Very interesting read as I can't say as I've seen anything talking about 24/7 requirements. I know first hand that it's possible to run 28A for an extended amount of time through a 20A breaker, ie kitchen appliances (It took someone in the house 4 appliances and 37A to actually trip it :eek:) I was thinking breakers were actually spec'ed for about 125% so if it's a 20A breaker would take a continuous 25A to get it to trip. Seems that's not the case at all and it's the other way around.

So on a 15A circuit you actually want to be below 12A or 1440W.

yeah I started hooking up machines and have more going in the test area than I thought it would let me. I am about to move a couple of the machines to other locations. I still haven't built the rack. My father in law ordered a bunch of parts and lumber for for me and we'll do it the day things come in. Until then I'm trying to do everything I can to keep kids away from the machines that are basically on some shelving just sitting on bench areas
 
Finally popped that circuit. When I posted earlier I only added a single 6950 and right after it fired up my whole basement went dark. Apparently the lights down there are on that circuit I was using.

I'm scrambling to move stuff around and get back up but 4 6950's, 2 7970's and 4 280x's is too much for a 15A
 
Finally popped that circuit. When I posted earlier I only added a single 6950 and right after it fired up my whole basement went dark. Apparently the lights down there are on that circuit I was using.

Yeah, you definitely want your rigs on a separate circuit from any lighting. You might also consider putting your ISP gear, home router, etc. on a APC UPS so they can weather any power outages or breaker trips. :D
 
Yeah, you definitely want your rigs on a separate circuit from any lighting. You might also consider putting your ISP gear, home router, etc. on a APC UPS so they can weather any power outages or breaker trips. :D

That is how I set mine up and works well.

That is a lot of video cards and might pull a few watts...... :p
 
Finally popped that circuit. When I posted earlier I only added a single 6950 and right after it fired up my whole basement went dark. Apparently the lights down there are on that circuit I was using.

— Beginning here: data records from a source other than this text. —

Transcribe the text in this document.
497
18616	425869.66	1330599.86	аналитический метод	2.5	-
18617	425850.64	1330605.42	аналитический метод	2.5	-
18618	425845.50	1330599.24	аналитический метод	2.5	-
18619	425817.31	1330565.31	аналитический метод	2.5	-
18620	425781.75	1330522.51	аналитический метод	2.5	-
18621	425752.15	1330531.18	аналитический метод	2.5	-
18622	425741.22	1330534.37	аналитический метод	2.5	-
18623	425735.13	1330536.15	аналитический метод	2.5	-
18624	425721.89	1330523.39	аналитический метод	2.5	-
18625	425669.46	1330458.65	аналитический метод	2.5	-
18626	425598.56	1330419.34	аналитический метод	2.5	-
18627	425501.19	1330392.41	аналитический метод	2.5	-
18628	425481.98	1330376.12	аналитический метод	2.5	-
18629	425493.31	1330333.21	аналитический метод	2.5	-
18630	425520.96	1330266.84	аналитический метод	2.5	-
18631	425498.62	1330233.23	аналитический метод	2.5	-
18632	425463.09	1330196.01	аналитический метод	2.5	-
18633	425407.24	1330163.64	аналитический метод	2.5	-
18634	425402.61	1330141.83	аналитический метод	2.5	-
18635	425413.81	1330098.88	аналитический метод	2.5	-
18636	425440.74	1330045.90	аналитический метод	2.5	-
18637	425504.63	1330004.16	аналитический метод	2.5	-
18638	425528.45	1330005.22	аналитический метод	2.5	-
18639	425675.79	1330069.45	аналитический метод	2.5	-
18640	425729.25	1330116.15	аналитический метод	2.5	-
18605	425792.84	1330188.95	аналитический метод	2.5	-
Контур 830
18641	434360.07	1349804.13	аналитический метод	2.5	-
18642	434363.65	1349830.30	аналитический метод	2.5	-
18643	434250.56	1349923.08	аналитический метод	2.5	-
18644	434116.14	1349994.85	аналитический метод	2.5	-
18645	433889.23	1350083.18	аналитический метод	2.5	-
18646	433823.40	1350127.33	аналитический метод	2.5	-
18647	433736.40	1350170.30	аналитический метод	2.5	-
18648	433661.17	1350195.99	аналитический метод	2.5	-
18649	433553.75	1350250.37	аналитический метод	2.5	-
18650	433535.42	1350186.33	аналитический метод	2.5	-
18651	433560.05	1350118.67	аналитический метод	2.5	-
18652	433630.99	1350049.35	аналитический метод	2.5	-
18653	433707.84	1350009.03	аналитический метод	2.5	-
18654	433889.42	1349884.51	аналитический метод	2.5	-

I'm scrambling to move stuff around and get back up but 4 6950's, 2 7970's and 4 280x's is too much for a 15A

LOL, I think you need to go back and reread the last two pages of us talking about exactly what you shouldn't have just done! :p

Those 280x cards are power hungry all by themselves.

http://www.techpowerup.com/reviews/Gigabyte/R9_280X_OC/24.html

Showing ~216W a piece as measured from the DC side. Factor in a 90% efficiency on the PSU and it's more like 240W per card from the wall. So just the 4 cards is 960W!

2 7970 are about the same so that's another 480W putting you at your 1440W 24/7 load for a dedicated circuit and not including the rest of the system.

So you should put those 4 6950's onto another circuit and you might not blow it again.
 
LOL, I think you need to go back and reread the last two pages of us talking about exactly what you shouldn't have just done! :p

Those 280x cards are power hungry all by themselves.

http://www.techpowerup.com/reviews/Gigabyte/R9_280X_OC/24.html

Showing ~216W a piece as measured from the DC side. Factor in a 90% efficiency on the PSU and it's more like 240W per card from the wall. So just the 4 cards is 960W!

2 7970 are about the same so that's another 480W putting you at your 1440W 24/7 load for a dedicated circuit and not including the rest of the system.

So you should put those 4 6950's onto another circuit and you might not blow it again.

I moved the 2 280x's and the 2 6950's into the next room which is a 20A circuit. One of the 7970's is now upstairs in my desktop pulling 700k hash while the desktop is usable for a web browser at least. The biggest of the rigs is now just 1 7970 and 2 280x's. In that room with is is a big light that takes 91w but lights things up so nicely but a curly q lightbulb is the other option for light in there. i have another 6950 rig installing windows on that testbench area but I now have systems running with fans pointed on them throughout the house. I have to get a hold of that father in law cause this has to get done.